Induced pluripotent stem cells (iPS cells) are produced by artificially “turning back the clock” of adult cells to a more embryonic-like state. iPS cells have many characteristics of embryonic stem cells, but they are not identical. This breakthrough technology is very useful for research, allowing us to create disease models in a dish, but it does not reduce the need for embryonic stem cells.

Mitochondria

Mitochondria are cell structures that generate chemical energy to power cellular processes. They also serve as sites for numerous metabolic processes and reactions.

Mitochondrial replacement

We have 2 types of DNA in our cells: DNA inherited from both our parents located in cell nuclei, and DNA inherited only from the mother and found in mitochondria. This can be problematic if a mother carries a disease passed down through mitochondrial DNA, as her child will always inherit it. Mitochondrial replacement is a potential therapy that can replace mutant maternal mitochondria with healthy mitochondria from an unaffected individual prior to in vitro fertilization, protecting a child from inheriting disease.

Parthenogenesis

Parthenogenesis is the activation of an unfertilized egg by chemical means. These chemical signals cause the egg to begin to divide much as it would after normal fertilization. Scientists believe that these dividing cells could also be used to derive embryonic stem cells. However, these embryonic stem cells would carry the genes from only the woman from whom the unfertilized eggs were retrieved.

Pluripotent Stem Cells

Pluripotent stem cells are early stage cells that can become any type of cell in the body. They come from blastocysts leftover from infertility treatments that would otherwise be destroyed.
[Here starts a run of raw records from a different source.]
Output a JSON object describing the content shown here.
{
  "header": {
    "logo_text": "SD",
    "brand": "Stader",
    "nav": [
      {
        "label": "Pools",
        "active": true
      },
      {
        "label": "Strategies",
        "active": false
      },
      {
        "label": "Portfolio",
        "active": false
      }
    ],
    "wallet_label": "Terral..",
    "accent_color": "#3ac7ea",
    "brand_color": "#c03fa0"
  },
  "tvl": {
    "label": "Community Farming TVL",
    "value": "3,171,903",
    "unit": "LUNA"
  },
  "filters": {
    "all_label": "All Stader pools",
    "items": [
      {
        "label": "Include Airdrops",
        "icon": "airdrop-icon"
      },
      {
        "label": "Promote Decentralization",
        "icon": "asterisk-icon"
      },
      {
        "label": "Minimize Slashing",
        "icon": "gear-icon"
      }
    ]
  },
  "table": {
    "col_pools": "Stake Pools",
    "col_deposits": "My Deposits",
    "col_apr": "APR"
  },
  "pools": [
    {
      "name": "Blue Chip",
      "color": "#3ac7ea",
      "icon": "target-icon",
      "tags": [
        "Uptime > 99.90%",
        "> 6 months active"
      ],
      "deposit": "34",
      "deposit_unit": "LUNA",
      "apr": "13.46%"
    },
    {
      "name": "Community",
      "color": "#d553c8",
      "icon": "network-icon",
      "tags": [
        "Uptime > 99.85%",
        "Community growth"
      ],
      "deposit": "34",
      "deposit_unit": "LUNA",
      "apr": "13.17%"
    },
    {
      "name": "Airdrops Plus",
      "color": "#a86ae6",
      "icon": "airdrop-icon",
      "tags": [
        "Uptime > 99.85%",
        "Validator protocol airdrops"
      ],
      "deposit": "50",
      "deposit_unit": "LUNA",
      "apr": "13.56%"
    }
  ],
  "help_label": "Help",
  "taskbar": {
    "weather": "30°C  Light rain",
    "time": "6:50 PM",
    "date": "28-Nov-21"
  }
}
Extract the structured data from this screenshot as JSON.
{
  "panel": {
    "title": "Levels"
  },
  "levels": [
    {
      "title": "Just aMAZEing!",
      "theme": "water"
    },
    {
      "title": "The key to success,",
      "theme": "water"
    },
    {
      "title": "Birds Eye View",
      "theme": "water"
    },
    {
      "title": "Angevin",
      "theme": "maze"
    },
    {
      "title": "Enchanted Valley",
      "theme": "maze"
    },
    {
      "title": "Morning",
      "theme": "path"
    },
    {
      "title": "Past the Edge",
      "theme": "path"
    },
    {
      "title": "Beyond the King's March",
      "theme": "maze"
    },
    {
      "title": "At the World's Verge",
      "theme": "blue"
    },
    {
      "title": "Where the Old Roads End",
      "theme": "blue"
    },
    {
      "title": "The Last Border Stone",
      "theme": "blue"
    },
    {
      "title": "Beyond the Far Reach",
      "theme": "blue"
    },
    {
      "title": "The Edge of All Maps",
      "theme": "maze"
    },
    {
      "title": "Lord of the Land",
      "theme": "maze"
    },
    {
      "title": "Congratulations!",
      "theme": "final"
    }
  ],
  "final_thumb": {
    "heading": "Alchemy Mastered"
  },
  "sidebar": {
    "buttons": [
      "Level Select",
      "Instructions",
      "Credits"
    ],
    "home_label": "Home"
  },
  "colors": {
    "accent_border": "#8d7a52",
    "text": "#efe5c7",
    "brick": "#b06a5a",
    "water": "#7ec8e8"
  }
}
Smaller than the point of a needle, these blastocysts are grown in a Petri dish. They are small clumps of cells, 5 to 7 days old — long before a fetus would be formed.

RNA-Seq

RNA-Seq is an analytical method that can reveal the identities and quantities of RNAs expressed from genes in a cellular sample.

SCNT

Somatic cell nuclear transfer (SCNT) is a method for generating embryonic stem cells. Stem cells generated by SCNT are the gold standard for stem cell research. In this technique, the nucleus of an egg cell is removed and replaced with the nucleus of an adult cell, like a skin or blood cell.

Self-Renewal

Self-renewal is the ability of a stem cell to produce more stem cells with identical characteristics as the “parent” cell.

Stem Cell Tourism

Stem cell tourism is the process of seeking or receiving stem cell-based treatments for disease or injury from clinics or practitioners that offer untested or unproven therapies.